The company claims on its website that it is a high-tech food enterprise that has produced animal fat and bone soup since 1992. It supplies raw materials to producers of instant noodles, seasonings, frozen food and dairy products, and the website said some of its products are exported to Japan, South Korea and Hong Kong Special Administrative Region.
Chinese authorities have carried out a string of crackdowns in recent years on the production and sale of "gutter oil", or illegally recycled cooking oil.
The oil is often scooped from sewage drains and gutters behind restaurants and resold. Some of the oil is refined from low-quality pork and animal offal as well as oil overused for fried food.
According to the Supreme People's Court, 1,533 cases of manufacturing and selling poisonous and harmful food, including "gutter oil", were heard in courts on the mainland from 2010 to 2012, with last year's cases numbering more than 10 times those in 2010.
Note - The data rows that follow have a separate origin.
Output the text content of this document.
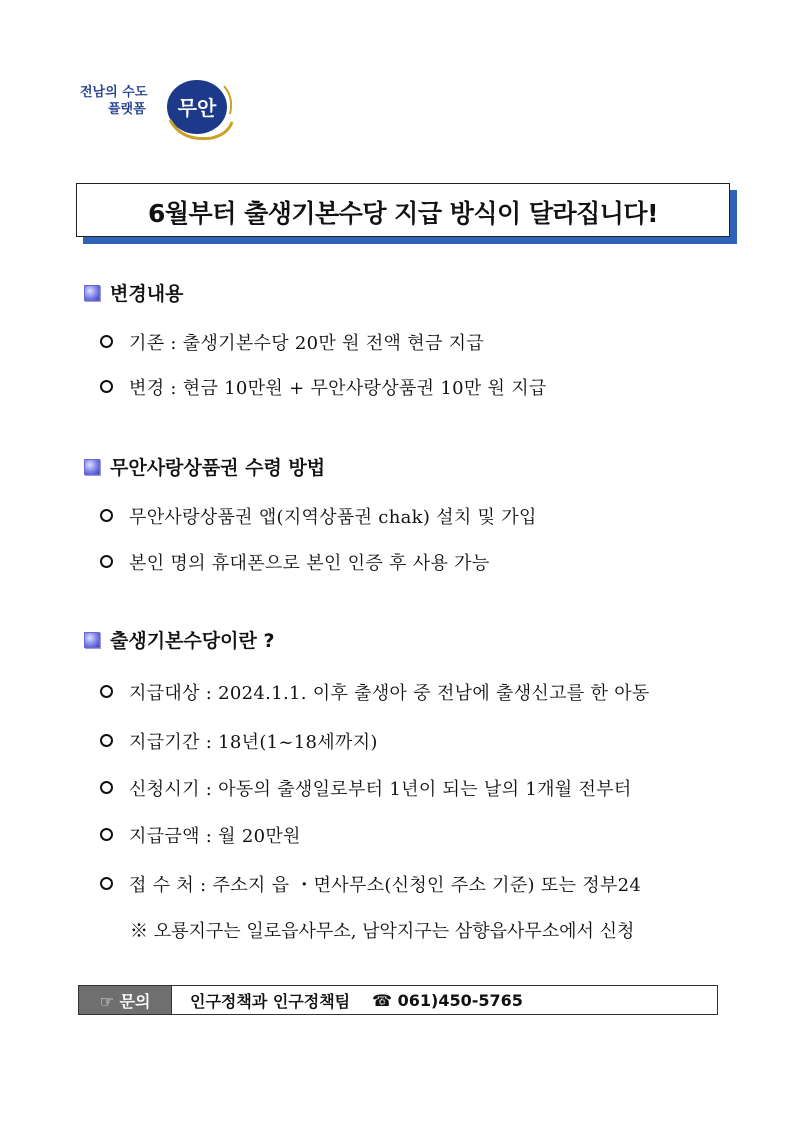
전남의 수도
플랫폼	무안
6월부터 출생기본수당 지급 방식이 달라집니다!
변경내용
기존 : 출생기본수당 20만 원 전액 현금 지급
변경 : 현금 10만원 + 무안사랑상품권 10만 원 지급
무안사랑상품권 수령 방법
무안사랑상품권 앱(지역상품권 chak) 설치 및 가입
본인 명의 휴대폰으로 본인 인증 후 사용 가능
출생기본수당이란 ?
지급대상 : 2024.1.1. 이후 출생아 중 전남에 출생신고를 한 아동
지급기간 : 18년(1~18세까지)
신청시기 : 아동의 출생일로부터 1년이 되는 날의 1개월 전부터
지급금액 : 월 20만원
접 수 처 : 주소지 읍 ・면사무소(신청인 주소 기준) 또는 정부24
※ 오룡지구는 일로읍사무소, 남악지구는 삼향읍사무소에서 신청
☞ 문의	인구정책과 인구정책팀 ☎ 061)450-5765
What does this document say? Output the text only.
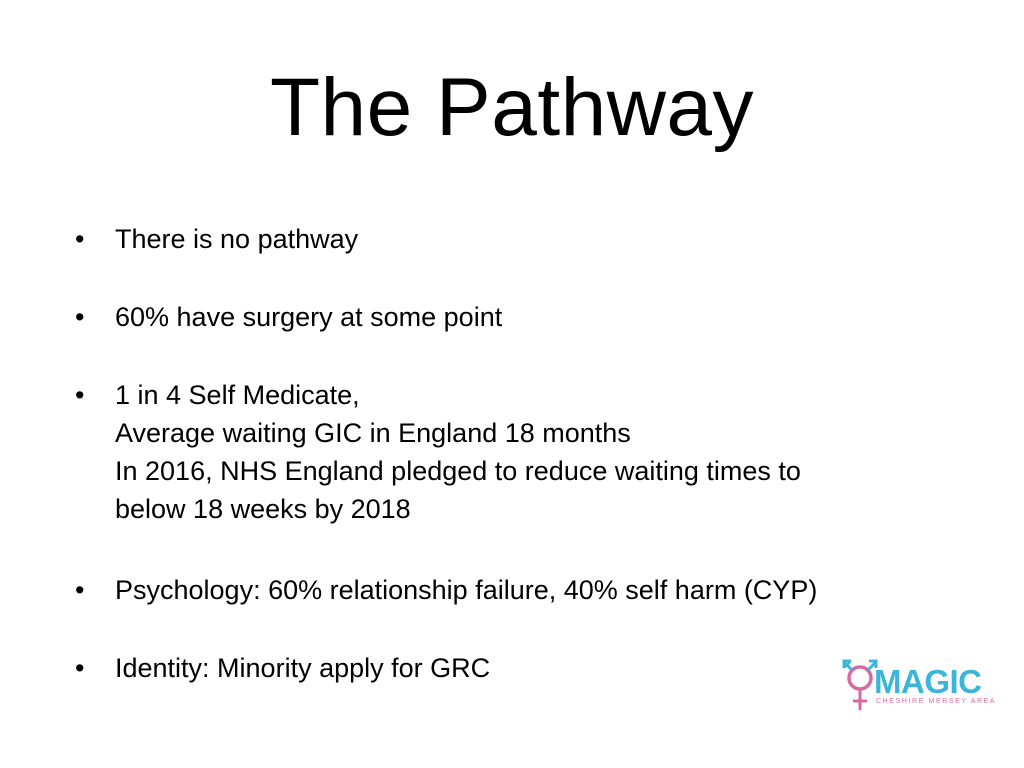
The Pathway
• There is no pathway
• 60% have surgery at some point
• 1 in 4 Self Medicate,
Average waiting GIC in England 18 months
In 2016, NHS England pledged to reduce waiting times to
below 18 weeks by 2018
• Psychology: 60% relationship failure, 40% self harm (CYP)
• Identity: Minority apply for GRC	MAGIC
CHESHIRE MERSEY AREA
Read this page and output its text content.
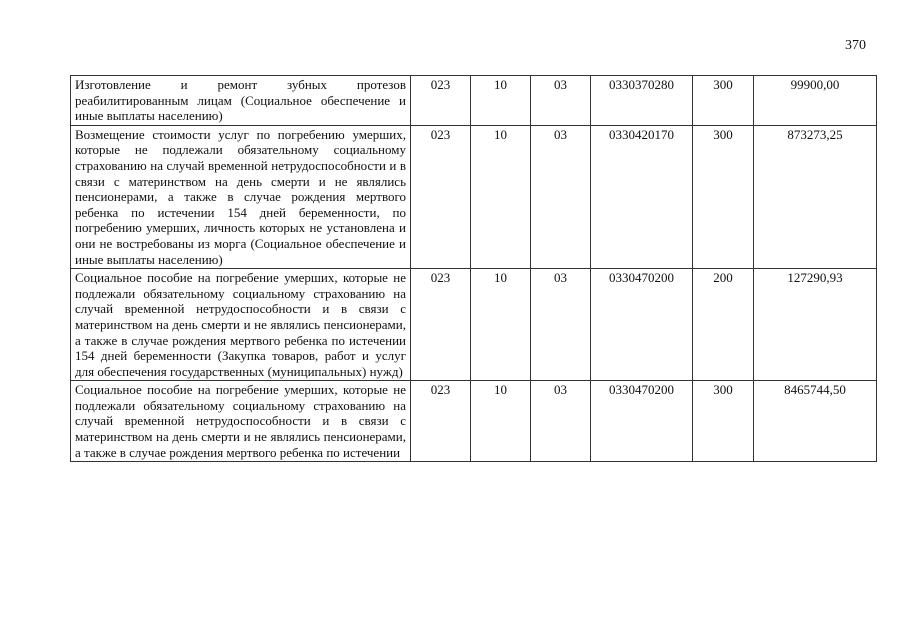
370
Изготовление и ремонт зубных протезов реабилитированным лицам (Социальное обеспечение и иные выплаты населению)	023	10	03	0330370280	300	99900,00
Возмещение стоимости услуг по погребению умерших, которые не подлежали обязательному социальному страхованию на случай временной нетрудоспособности и в связи с материнством на день смерти и не являлись пенсионерами, а также в случае рождения мертвого ребенка по истечении 154 дней беременности, по погребению умерших, личность которых не установлена и они не востребованы из морга (Социальное обеспечение и иные выплаты населению)	023	10	03	0330420170	300	873273,25
Социальное пособие на погребение умерших, которые не подлежали обязательному социальному страхованию на случай временной нетрудоспособности и в связи с материнством на день смерти и не являлись пенсионерами, а также в случае рождения мертвого ребенка по истечении 154 дней беременности (Закупка товаров, работ и услуг для обеспечения государственных (муниципальных) нужд)	023	10	03	0330470200	200	127290,93
Социальное пособие на погребение умерших, которые не подлежали обязательному социальному страхованию на случай временной нетрудоспособности и в связи с материнством на день смерти и не являлись пенсионерами, а также в случае рождения мертвого ребенка по истечении	023	10	03	0330470200	300	8465744,50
In April, the two prime culprits of a group of 20 people allegedly processing recycled cooking oil and selling it were sentenced to life imprisonment by the Ningbo Intermediate People's Court in Zhejiang province, and the rest received jail sentences ranging from seven to 11 years.
The case was the largest involving the underground business of gutter oil. Those concerned had made more than 99 million yuan in illegal income since December 2007.
Experts endorsed the crackdown on food safety crimes in the production process because it stops illegal behavior as it is happening.
"Tests are not perfectly reliable to disqualify an illegal oil, as lawbreakers are skilled at copying established standards and will find various ways to hide problems in their products and make them appear qualified," said Feng Ping, chief engineer at the China Meat Research Center.